Tan convencidos están que la Fundación Gates y otros grandes donantes hacen de la planificación familiar una de sus principales líneas de actuación en los países en desarrollo. Bajo este paraguas, no es raro que también se promuevan la esterilización o el aborto. Matar bebés para salvar el planeta.
Incluso, hoy en día, entre esta variante de activistas climáticos ha surgido un nuevo mantra: no tener hijos, por responsabilidad ecológica. Hagan una rápida búsqueda en Google o YouTube y verán miles y miles de artículos y vídeos de activistas defendiendo que no tener hijos para «salvar» el planeta es no sólo una decisión correcta, sino moralmente superior. ¡Qué creativo es este mundo postmoderno en el que nos hemos inventado una moral que conduce a la extinción!
El anti-humanismo de estos ambientalistas también se muestra cuando ignoran las consecuencias que tienen sus políticas sobre las personas más vulnerables. Las grandes políticas climáticas que se han adoptado internacionalmente están, directamente, subiendo los precios de la energía, dañando el crecimiento económico e imponiendo trabas a la sociedad. Y esto no son afirmaciones abstractas sino cosas que tienen consecuencias muy reales para las personas. Cuando se encarece el precio de la energía, se dificulta que las personas más vulnerables puedan encender la calefacción o el aire acondicionado. Cuando se imponen restricciones a los coches, se dificulta que las personas con pocos recursos, que no pueden permitirse el lujo de comprar uno nuevo con etiqueta «eco», se puedan desplazar.
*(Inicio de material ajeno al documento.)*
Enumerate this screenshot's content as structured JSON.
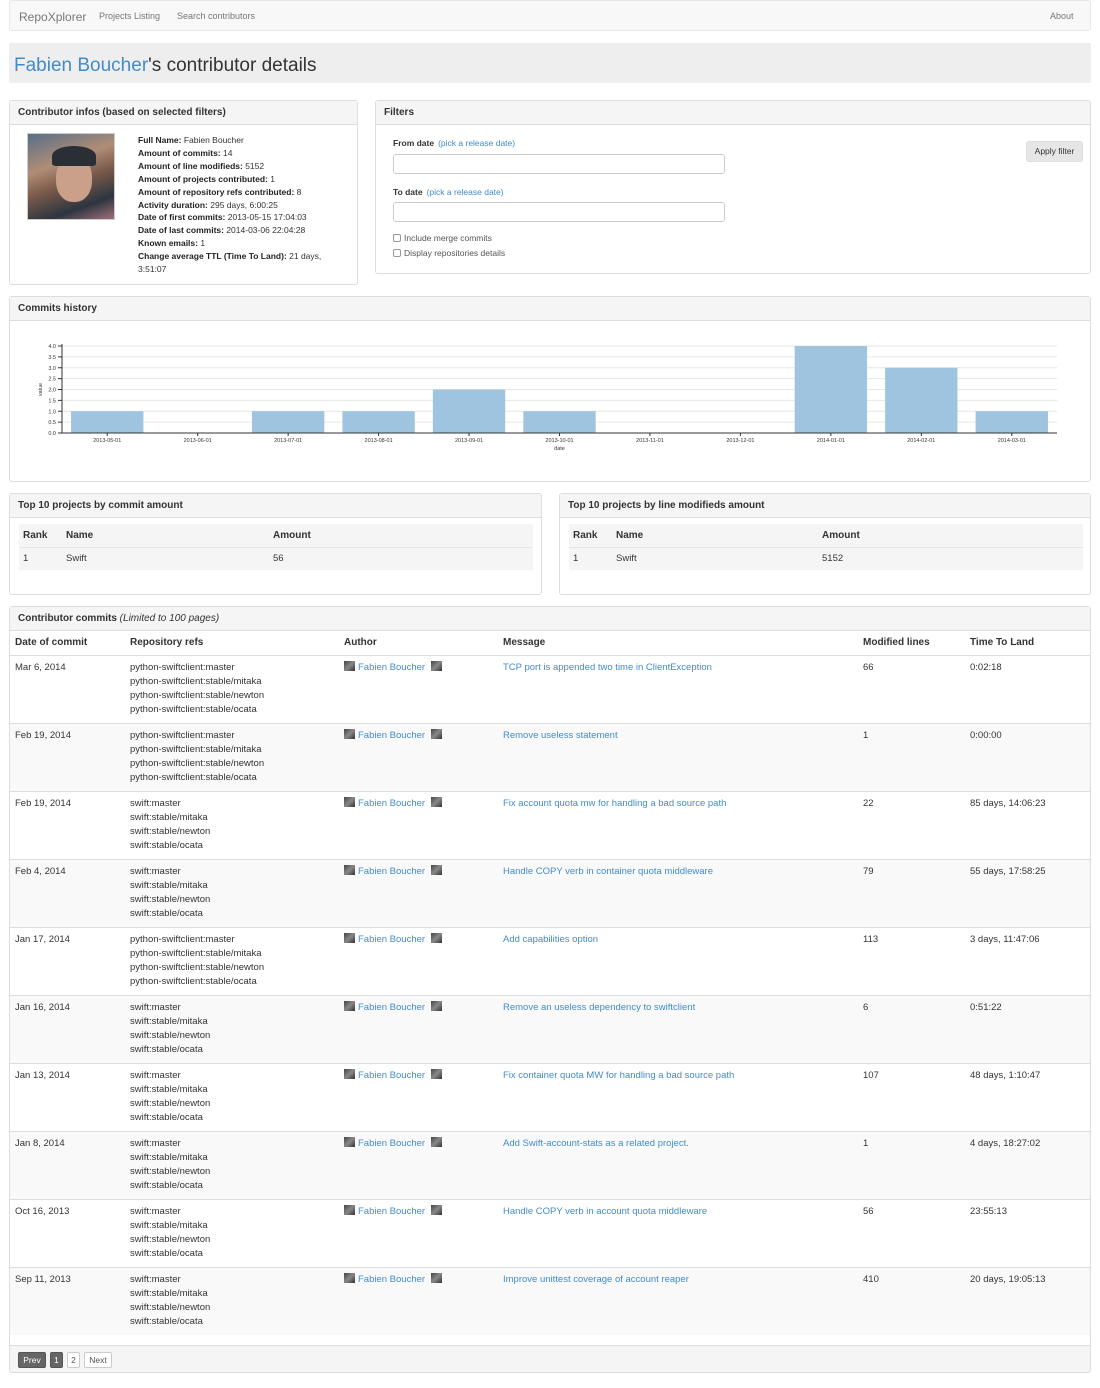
{
  "navbar": {
    "brand": "RepoXplorer",
    "links": [
      "Projects Listing",
      "Search contributors"
    ],
    "about": "About"
  },
  "header": {
    "name": "Fabien Boucher",
    "suffix": "'s contributor details"
  },
  "contributor_infos": {
    "title": "Contributor infos (based on selected filters)",
    "lines": [
      {
        "label": "Full Name:",
        "value": " Fabien Boucher"
      },
      {
        "label": "Amount of commits:",
        "value": " 14"
      },
      {
        "label": "Amount of line modifieds:",
        "value": " 5152"
      },
      {
        "label": "Amount of projects contributed:",
        "value": " 1"
      },
      {
        "label": "Amount of repository refs contributed:",
        "value": " 8"
      },
      {
        "label": "Activity duration:",
        "value": " 295 days, 6:00:25"
      },
      {
        "label": "Date of first commits:",
        "value": " 2013-05-15 17:04:03"
      },
      {
        "label": "Date of last commits:",
        "value": " 2014-03-06 22:04:28"
      },
      {
        "label": "Known emails:",
        "value": " 1"
      },
      {
        "label": "Change average TTL (Time To Land):",
        "value": " 21 days, 3:51:07"
      }
    ]
  },
  "filters": {
    "title": "Filters",
    "from_label": "From date",
    "to_label": "To date",
    "pick_link": "(pick a release date)",
    "include_merge": "Include merge commits",
    "display_repos": "Display repositories details",
    "apply_button": "Apply filter"
  },
  "commits_history": {
    "title": "Commits history"
  },
  "chart_data": {
    "type": "bar",
    "categories": [
      "2013-05-01",
      "2013-06-01",
      "2013-07-01",
      "2013-08-01",
      "2013-09-01",
      "2013-10-01",
      "2013-11-01",
      "2013-12-01",
      "2014-01-01",
      "2014-02-01",
      "2014-03-01"
    ],
    "values": [
      1,
      0,
      1,
      1,
      2,
      1,
      0,
      0,
      4,
      3,
      1
    ],
    "xlabel": "date",
    "ylabel": "value",
    "ylim": [
      0,
      4
    ],
    "yticks": [
      "0.0",
      "0.5",
      "1.0",
      "1.5",
      "2.0",
      "2.5",
      "3.0",
      "3.5",
      "4.0"
    ],
    "bar_color": "#9ec4df",
    "grid": true
  },
  "top_commits": {
    "title": "Top 10 projects by commit amount",
    "headers": [
      "Rank",
      "Name",
      "Amount"
    ],
    "rows": [
      [
        "1",
        "Swift",
        "56"
      ]
    ]
  },
  "top_lines": {
    "title": "Top 10 projects by line modifieds amount",
    "headers": [
      "Rank",
      "Name",
      "Amount"
    ],
    "rows": [
      [
        "1",
        "Swift",
        "5152"
      ]
    ]
  },
  "commits": {
    "title": "Contributor commits",
    "subtitle": "(Limited to 100 pages)",
    "headers": [
      "Date of commit",
      "Repository refs",
      "Author",
      "Message",
      "Modified lines",
      "Time To Land"
    ],
    "author": "Fabien Boucher",
    "rows": [
      {
        "date": "Mar 6, 2014",
        "refs": [
          "python-swiftclient:master",
          "python-swiftclient:stable/mitaka",
          "python-swiftclient:stable/newton",
          "python-swiftclient:stable/ocata"
        ],
        "message": "TCP port is appended two time in ClientException",
        "lines": "66",
        "ttl": "0:02:18"
      },
      {
        "date": "Feb 19, 2014",
        "refs": [
          "python-swiftclient:master",
          "python-swiftclient:stable/mitaka",
          "python-swiftclient:stable/newton",
          "python-swiftclient:stable/ocata"
        ],
        "message": "Remove useless statement",
        "lines": "1",
        "ttl": "0:00:00"
      },
      {
        "date": "Feb 19, 2014",
        "refs": [
          "swift:master",
          "swift:stable/mitaka",
          "swift:stable/newton",
          "swift:stable/ocata"
        ],
        "message": "Fix account quota mw for handling a bad source path",
        "lines": "22",
        "ttl": "85 days, 14:06:23"
      },
      {
        "date": "Feb 4, 2014",
        "refs": [
          "swift:master",
          "swift:stable/mitaka",
          "swift:stable/newton",
          "swift:stable/ocata"
        ],
        "message": "Handle COPY verb in container quota middleware",
        "lines": "79",
        "ttl": "55 days, 17:58:25"
      },
      {
        "date": "Jan 17, 2014",
        "refs": [
          "python-swiftclient:master",
          "python-swiftclient:stable/mitaka",
          "python-swiftclient:stable/newton",
          "python-swiftclient:stable/ocata"
        ],
        "message": "Add capabilities option",
        "lines": "113",
        "ttl": "3 days, 11:47:06"
      },
      {
        "date": "Jan 16, 2014",
        "refs": [
          "swift:master",
          "swift:stable/mitaka",
          "swift:stable/newton",
          "swift:stable/ocata"
        ],
        "message": "Remove an useless dependency to swiftclient",
        "lines": "6",
        "ttl": "0:51:22"
      },
      {
        "date": "Jan 13, 2014",
        "refs": [
          "swift:master",
          "swift:stable/mitaka",
          "swift:stable/newton",
          "swift:stable/ocata"
        ],
        "message": "Fix container quota MW for handling a bad source path",
        "lines": "107",
        "ttl": "48 days, 1:10:47"
      },
      {
        "date": "Jan 8, 2014",
        "refs": [
          "swift:master",
          "swift:stable/mitaka",
          "swift:stable/newton",
          "swift:stable/ocata"
        ],
        "message": "Add Swift-account-stats as a related project.",
        "lines": "1",
        "ttl": "4 days, 18:27:02"
      },
      {
        "date": "Oct 16, 2013",
        "refs": [
          "swift:master",
          "swift:stable/mitaka",
          "swift:stable/newton",
          "swift:stable/ocata"
        ],
        "message": "Handle COPY verb in account quota middleware",
        "lines": "56",
        "ttl": "23:55:13"
      },
      {
        "date": "Sep 11, 2013",
        "refs": [
          "swift:master",
          "swift:stable/mitaka",
          "swift:stable/newton",
          "swift:stable/ocata"
        ],
        "message": "Improve unittest coverage of account reaper",
        "lines": "410",
        "ttl": "20 days, 19:05:13"
      }
    ]
  },
  "pagination": {
    "prev": "Prev",
    "pages": [
      "1",
      "2"
    ],
    "next": "Next"
  }
}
Cuando se ponen trabas a los fertilizantes, aumenta el precio de la comida. Cuando se pretende ahora que los países en desarrollo no exploten sus recursos naturales, se les está condenando a la pobreza.
El último de estos ataques lo conocimos hace unas semanas: Dinamarca se convertía en el primer país del mundo – pronto le seguirán muchos otros, lo tengo claro– que impone un impuesto al ganado, para luchar contra el cambio climático. ¿Las consecuencias? Los pobres no podrán comer tanta carne y tendrán que conformarse con alimentos procesados o nuevos productos sintéticos… ¡maravillosa dieta!
No me parece ni lógico ni respetable que muchos activistas se consideren virtuosos y moralmente superiores cuando las medidas que defienden están perjudicando gravemente, aquí y ahora, a las personas más pobres y desamparadas. ¿Cuál es su escala de prioridades? Porque el ser humano no parece estar en lo alto.
En mi opinión, sí hay espacio para un ambientalismo sensato. Un ambientalismo que ponga al ser humano en el centro. Que considere a las personas como la solución y no el problema. Un ambientalismo que se aleje del alarmismo apocalíptico y de soluciones grandiosas, costosas y dañinas. Con ese ambientalismo, muchos de los que ahora vemos con recelo la agenda climática podríamos tener un debate constructivo y productivo. Al fin y al cabo, no hay nada más conservador que cuidar nuestro planeta.